My head started spinning again. I was a complete mess.
“You’re honestly ridiculous sometimes,” he muttered.
“I-I can’t help it!”
It was the first time I’d ever met the parents of someone I was in love with.
...I’d lived with my previous boyfriend, but I’d never once had the chance to meet his parents.
Besides, the feelings I’d had for my ex and the way I felt about Yamamoto now didn't even belong in the same category. They were worlds apart.
So, no matter how it played out, tomorrow was going to be my true first time.
It was only natural to be nervous, and there was nothing strange about being restless the night before.
The only thing that actually was strange was the fact that Yamamoto and I weren't even dating.
...I wondered how he intended to explain me tomorrow.

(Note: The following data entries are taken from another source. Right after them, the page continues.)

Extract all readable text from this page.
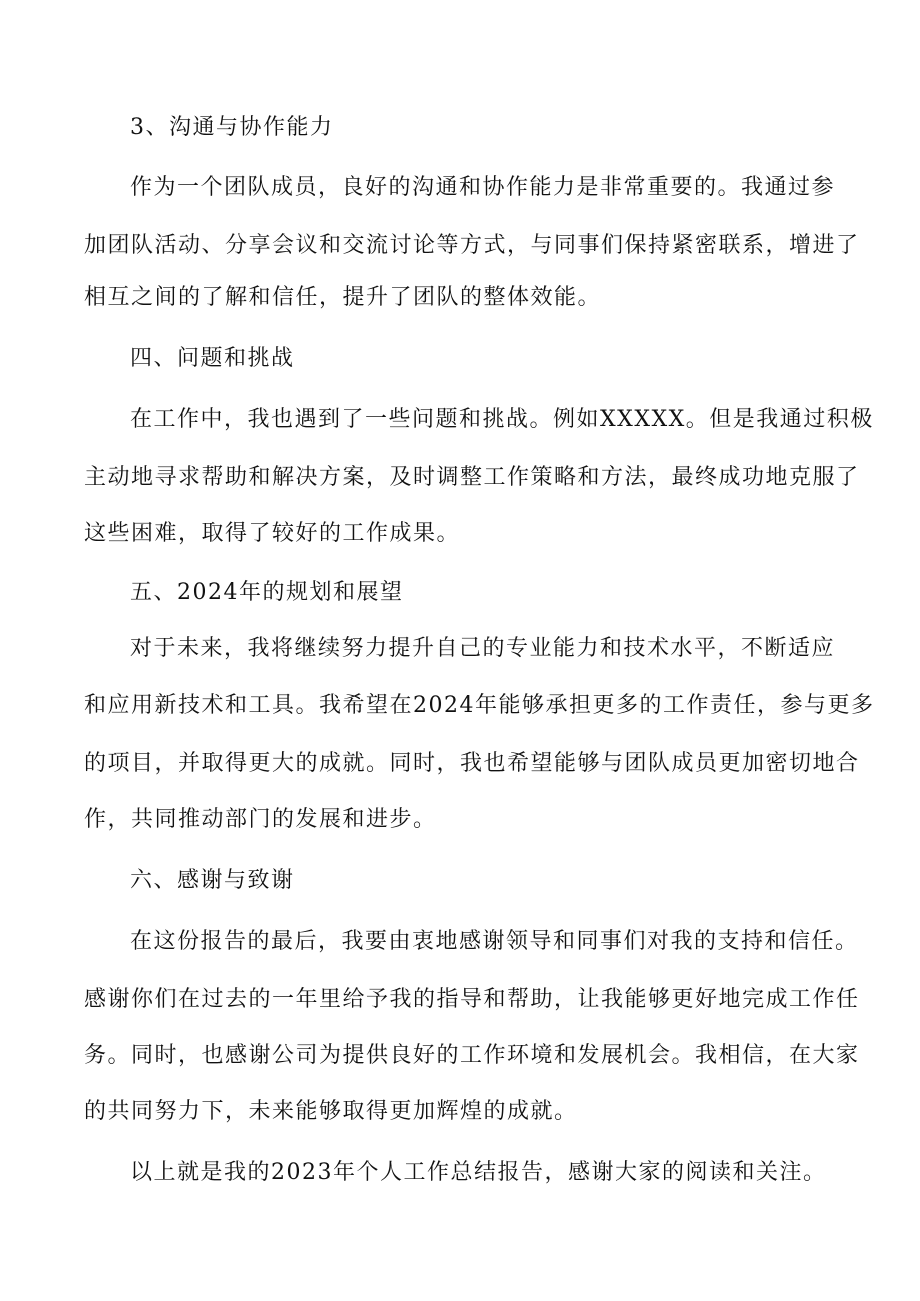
3、沟通与协作能力
作为一个团队成员，良好的沟通和协作能力是非常重要的。我通过参
加团队活动、分享会议和交流讨论等方式，与同事们保持紧密联系，增进了
相互之间的了解和信任，提升了团队的整体效能。
四、问题和挑战
在工作中，我也遇到了一些问题和挑战。例如XXXXX。但是我通过积极
主动地寻求帮助和解决方案，及时调整工作策略和方法，最终成功地克服了
这些困难，取得了较好的工作成果。
五、2024年的规划和展望
对于未来，我将继续努力提升自己的专业能力和技术水平，不断适应
和应用新技术和工具。我希望在2024年能够承担更多的工作责任，参与更多
的项目，并取得更大的成就。同时，我也希望能够与团队成员更加密切地合
作，共同推动部门的发展和进步。
六、感谢与致谢
在这份报告的最后，我要由衷地感谢领导和同事们对我的支持和信任。
感谢你们在过去的一年里给予我的指导和帮助，让我能够更好地完成工作任
务。同时，也感谢公司为提供良好的工作环境和发展机会。我相信，在大家
的共同努力下，未来能够取得更加辉煌的成就。
以上就是我的2023年个人工作总结报告，感谢大家的阅读和关注。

Specifically, what I was to him.
He’d said he would be honest about us living together.
But he probably wouldn't be able to explain much beyond that.
Living together despite not being in a relationship... In a sense, wasn’t our situation terribly improper?
From an outsider's perspective, it wouldn't be a stretch to assume I was just some parasite clinging to him.
Well, that was exactly what I was doing—parasiting off him—but still...
Anyway, how on earth was he going to explain me to his parents?
...Normally.
Normally, if someone were in Yamamoto’s position, wouldn't they insist that I stay behind?
Wouldn't going home alone be the best way to avoid any drama?
And yet, surprisingly, after I’d pushed the issue following his initial mild refusal, Yamamoto had accepted the idea of me coming along.
He was a stubborn man.
Was he just sticking to his guns because he’d already given in once and didn't want to go back on his word?
Or did he actually think it was better if I came with him...?
I didn't know.
I’d never understood this man, not since the day we met.
...But unlike back then, I was in love with him now.
And the last thing I wanted to do was become a burden to him.
“Ugh... What am I supposed to wear...?”
“Do you plan on doing that until sunrise?”
Yamamoto’s gaze was chillier than I'd ever seen it.